Frantic Roslin - I know that many out there will praise Mary McDonnell's performance in this one, so I may have to be the lone voice of dissent. Outside of the very end of the episode, I found her shrill, almost frantic portrayal of Laura Roslin to be verging on the edge of hysterical. This was not at all the strong female president that she had embodied over the past four years. Instead, it was a frantic woman on the verge of losing her man. The problem is that I just don't think that's the way the part was written. When Roslin tells the Cylons to move their ship into the fleet, and later when she talks about Adama, these are scenes in which she should be conveying all of the vast reservoir of strength that we know that her character possesses. Instead, her line reading of "Do It!" when trying to convince the Cylons to move their baseship exhibits nothing but hysteria.

Whither Anders? - Now, this might have gotten left on the cutting room floor, but didn't anyone else find it odd that with as much time as was spent on the fact that Anders got shot, we didn't see him ultimately rescued or killed? It just seemed to be an odd editing artifact in an otherwise really well produced episode. I suppose we can assume that he was rescued when Romo went back to help Starbuck, but that seems like an odd assumption to make. Since the rest of the plot lines of the episode were pretty neatly resolved with the execution of Gaeta and Zarek, it seems unlikely that we'll ever see Anders' trip from that hallway to Doc Cottle's. Oh well.

It's my Deus in a Box - What was the box Leoben used to break the wireless blocking? Were we supposed to recognize it? The show certainly seemed to be highlighting it in a way to indicate recognition, but if I've seen it before I certainly don't remember it.

Risk of death - This is almost certainly a function of the fact that we know that the show only has a certain number of episodes remaining, but wasn't the sense of tension in this one palpable? I mean, I spent the middle section of this episode trying to determine whether the show could finish its run without Admiral Adama. The strange part is that I came to the conclusion that it could. With only six episodes remaining, I could totally envision an Adama funeral, the rise to power of Lee (or perhaps more symbolically, Tigh), and the impact that such a death would have on the fleet. In my opinion, this just further establishes the benefits of having a set time frame for a show.

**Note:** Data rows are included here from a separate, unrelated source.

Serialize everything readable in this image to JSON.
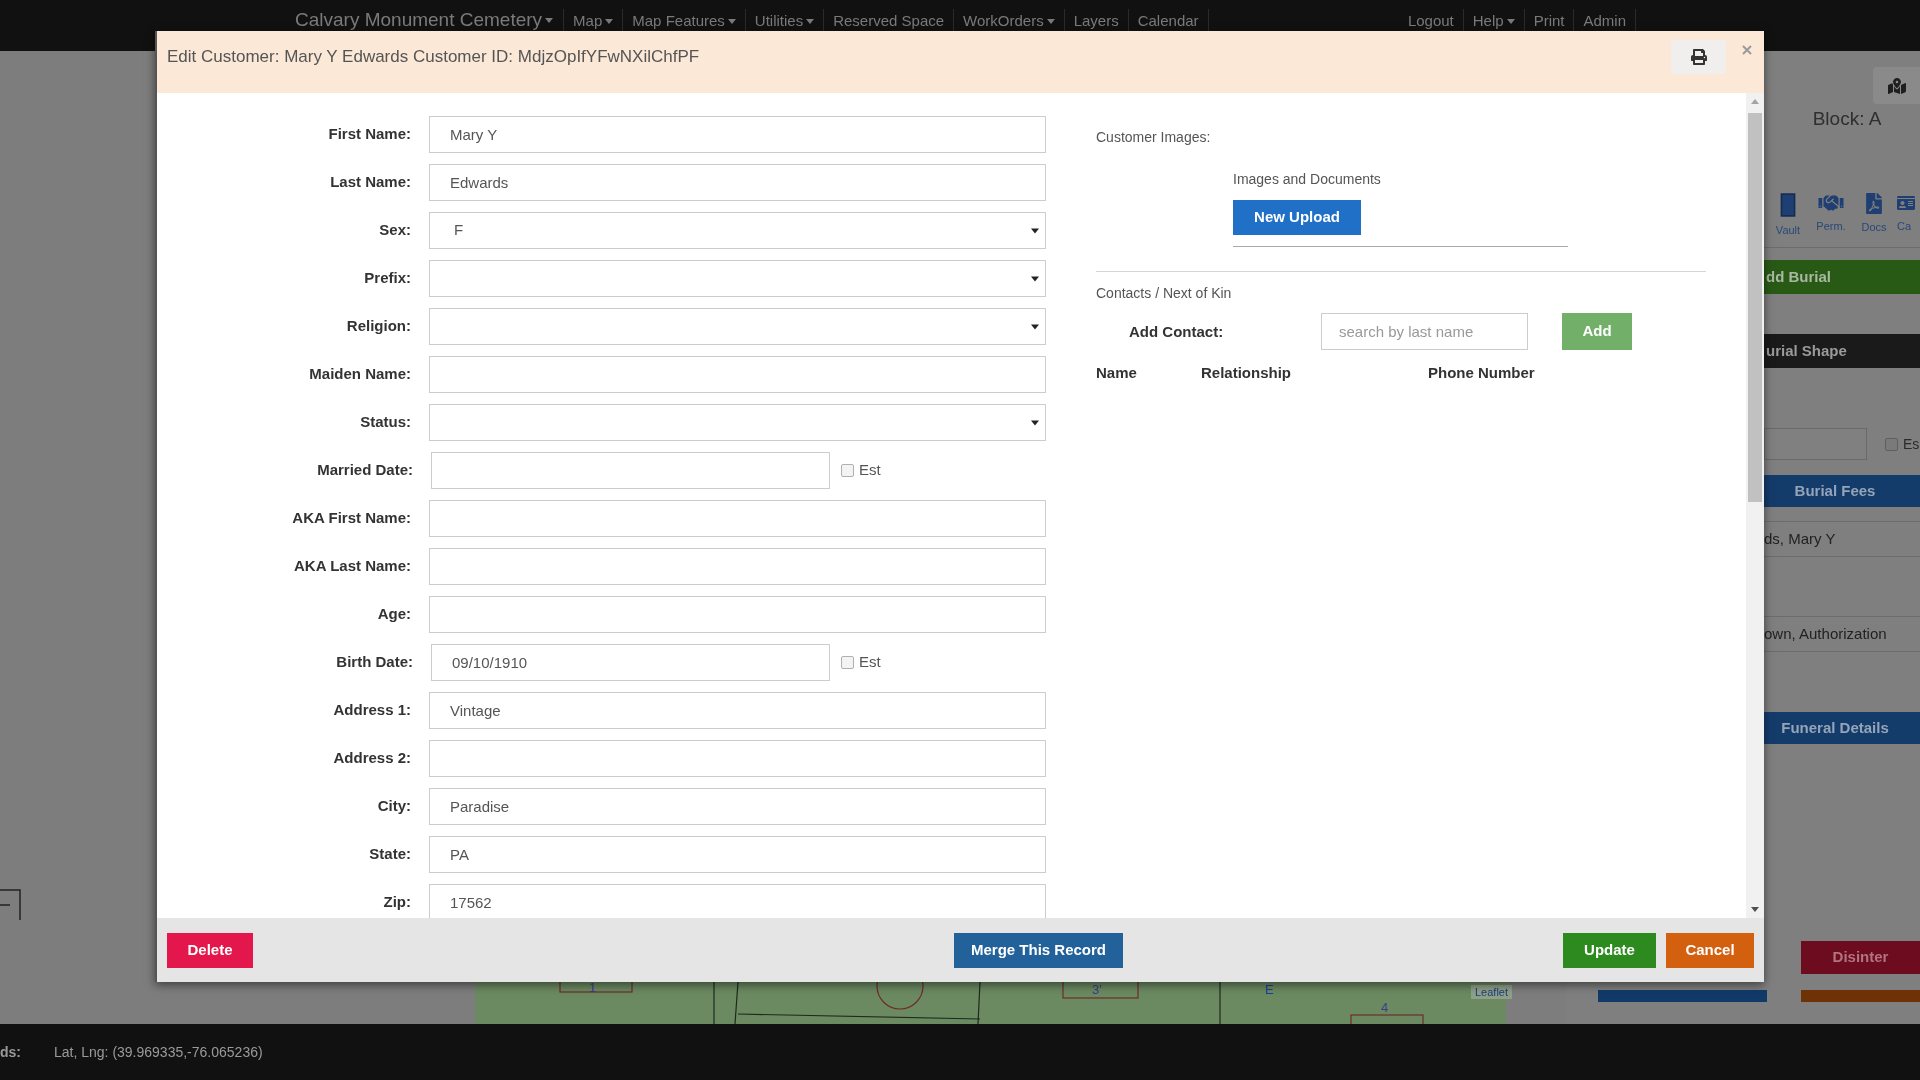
{
  "nav": {
    "brand": {
      "label": "Calvary Monument Cemetery",
      "caret": true
    },
    "items": [
      {
        "label": "Map",
        "caret": true
      },
      {
        "label": "Map Features",
        "caret": true
      },
      {
        "label": "Utilities",
        "caret": true
      },
      {
        "label": "Reserved Space",
        "caret": false
      },
      {
        "label": "WorkOrders",
        "caret": true
      },
      {
        "label": "Layers",
        "caret": false
      },
      {
        "label": "Calendar",
        "caret": false
      }
    ],
    "right_items": [
      {
        "label": "Logout",
        "caret": false
      },
      {
        "label": "Help",
        "caret": true
      },
      {
        "label": "Print",
        "caret": false
      },
      {
        "label": "Admin",
        "caret": false
      }
    ]
  },
  "modal": {
    "title": "Edit Customer: Mary Y Edwards Customer ID: MdjzOpIfYFwNXilChfPF",
    "fields": [
      {
        "kind": "text",
        "label": "First Name:",
        "value": "Mary Y"
      },
      {
        "kind": "text",
        "label": "Last Name:",
        "value": "Edwards"
      },
      {
        "kind": "select",
        "label": "Sex:",
        "value": "F"
      },
      {
        "kind": "select",
        "label": "Prefix:"
      },
      {
        "kind": "select",
        "label": "Religion:"
      },
      {
        "kind": "text",
        "label": "Maiden Name:"
      },
      {
        "kind": "select",
        "label": "Status:"
      },
      {
        "kind": "date",
        "label": "Married Date:",
        "est": {
          "label": "Est",
          "checked": false
        }
      },
      {
        "kind": "text",
        "label": "AKA First Name:"
      },
      {
        "kind": "text",
        "label": "AKA Last Name:"
      },
      {
        "kind": "text",
        "label": "Age:"
      },
      {
        "kind": "date",
        "label": "Birth Date:",
        "value": "09/10/1910",
        "est": {
          "label": "Est",
          "checked": false
        }
      },
      {
        "kind": "text",
        "label": "Address 1:",
        "value": "Vintage"
      },
      {
        "kind": "text",
        "label": "Address 2:"
      },
      {
        "kind": "text",
        "label": "City:",
        "value": "Paradise"
      },
      {
        "kind": "text",
        "label": "State:",
        "value": "PA"
      },
      {
        "kind": "text",
        "label": "Zip:",
        "value": "17562"
      }
    ],
    "images": {
      "title": "Customer Images:",
      "subtitle": "Images and Documents",
      "button": "New Upload"
    },
    "contacts": {
      "title": "Contacts / Next of Kin",
      "add_label": "Add Contact:",
      "search": {
        "placeholder": "search by last name"
      },
      "add_button": "Add",
      "columns": [
        "Name",
        "Relationship",
        "Phone Number"
      ]
    },
    "footer": {
      "delete": "Delete",
      "merge": "Merge This Record",
      "update": "Update",
      "cancel": "Cancel"
    }
  },
  "side_panel": {
    "block_label": "Block: A",
    "tools": [
      {
        "label": "Vault"
      },
      {
        "label": "Perm."
      },
      {
        "label": "Docs"
      },
      {
        "label": "Ca"
      }
    ],
    "rows": [
      {
        "kind": "action",
        "label": "dd Burial"
      },
      {
        "kind": "header",
        "label": "urial Shape"
      },
      {
        "kind": "input",
        "check": {
          "label": "Es",
          "checked": false
        }
      },
      {
        "kind": "section",
        "label": "Burial Fees"
      },
      {
        "kind": "text",
        "label": "ds, Mary Y"
      },
      {
        "kind": "text",
        "label": "own, Authorization"
      },
      {
        "kind": "section",
        "label": "Funeral Details"
      }
    ],
    "disinter_button": "Disinter"
  },
  "map": {
    "labels": [
      "1",
      "3'",
      "E",
      "4"
    ],
    "attribution": "Leaflet"
  },
  "status_bar": {
    "label": "ds:",
    "coords": "Lat, Lng: (39.969335,-76.065236)"
  }
}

For a long time I have been espousing the adoption of the kind of short-form series that is so popular in Europe and Japan. These shows tell a complete story over one or two seasons, and if they continue it is usually with "sequel" seasons taken place with entirely new characters in the same universe. This has many advantages including allowing the producers of the show to tell a complete story, and the one we see here, allowing the producers to make the audience feel that even main characters are in mortal peril. With they manner in which Galactica was "canceled", and the deal ABC struck with Lost, I think we are beginning to realize some of those advantages here in America. It's been a long time coming, I say.

1 comment:

  1. I am trying a new strategy this week...read blog first, watch show second. I cannot WAIT to see this "dying leader" bit!! I wonder if I will even notice it happening. What awesome connections you made. You never cease to amaze me!